Mientras el animal bebía, aproveché para llenar mi cantimplora. Sujeté sus riendas con movimientos suaves y logré montarlo. Apenas se alteró. Cuando estuvimos listos, iniciamos la marcha. Al trote, para no cansar al caballo, llegamos a la cuesta del sur. La pendiente era menos pronunciada aún de lo que me había parecido desde lejos y hasta había un camino semidefinido. Subimos sin dificultad.

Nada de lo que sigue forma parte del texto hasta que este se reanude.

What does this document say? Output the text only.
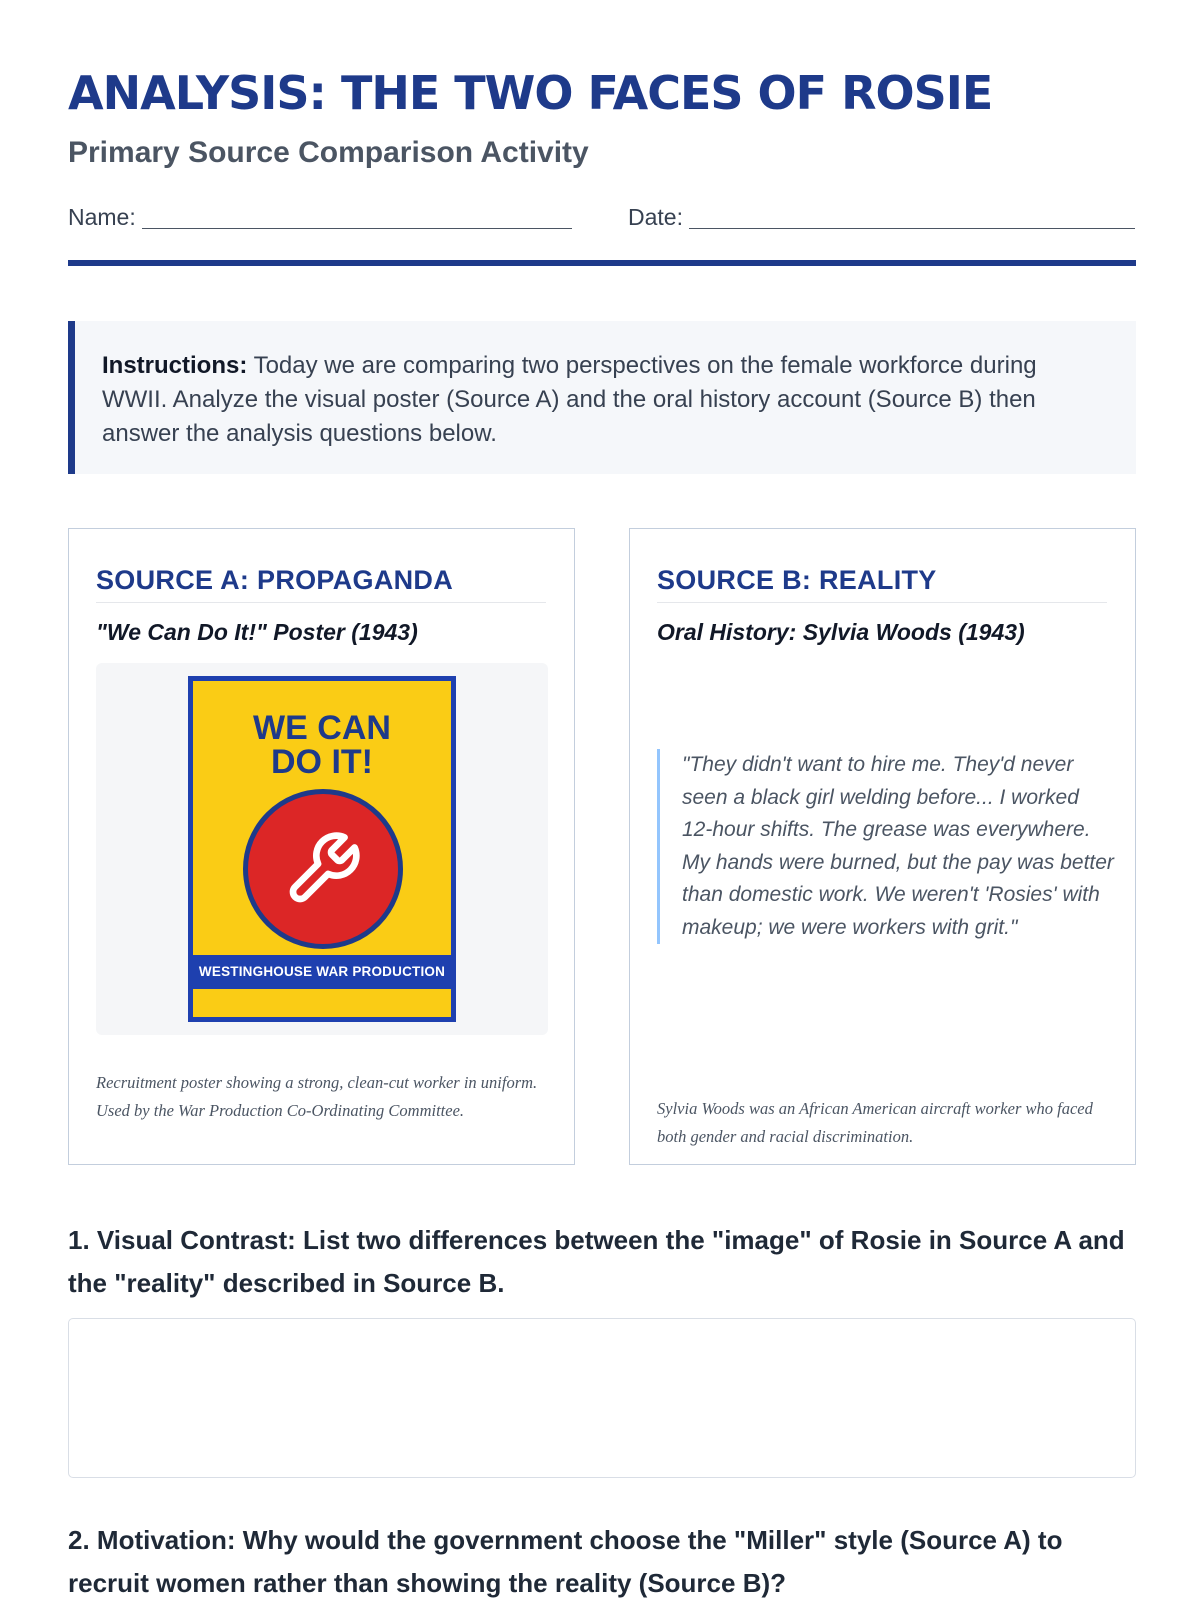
ANALYSIS: THE TWO FACES OF ROSIE
Primary Source Comparison Activity
Name:	Date:
Instructions: Today we are comparing two perspectives on the female workforce during WWII. Analyze the visual poster (Source A) and the oral history account (Source B) then answer the analysis questions below.
SOURCE A: PROPAGANDA
"We Can Do It!" Poster (1943)
WE CAN
DO IT!
WESTINGHOUSE WAR PRODUCTION
Recruitment poster showing a strong, clean-cut worker in uniform. Used by the War Production Co-Ordinating Committee.
SOURCE B: REALITY
Oral History: Sylvia Woods (1943)
"They didn't want to hire me. They'd never seen a black girl welding before... I worked 12-hour shifts. The grease was everywhere. My hands were burned, but the pay was better than domestic work. We weren't 'Rosies' with makeup; we were workers with grit."
Sylvia Woods was an African American aircraft worker who faced both gender and racial discrimination.
1. Visual Contrast: List two differences between the "image" of Rosie in Source A and the "reality" described in Source B.
2. Motivation: Why would the government choose the "Miller" style (Source A) to recruit women rather than showing the reality (Source B)?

Una vez en la llanura, aflojé las riendas y el caballo comenzó a trotar por su cuenta. Confié en su instinto. Si bien el cielo no se había despejado, logré ver los destellos de la puesta de Sol. Hacia allí nos dirigíamos. Poco a poco fui recobrando el sentido de la orientación y tomé nuevamente las riendas. Había comenzado a oscurecer y se veía una luz bien definida en el horizonte.

Ya se había hecho de noche cuando llegamos a Puerto Sinus Meridiani.

Bajé del caballo y entré a la oficina de información turística. La chica que me atendió se sorprendió por mi aspecto.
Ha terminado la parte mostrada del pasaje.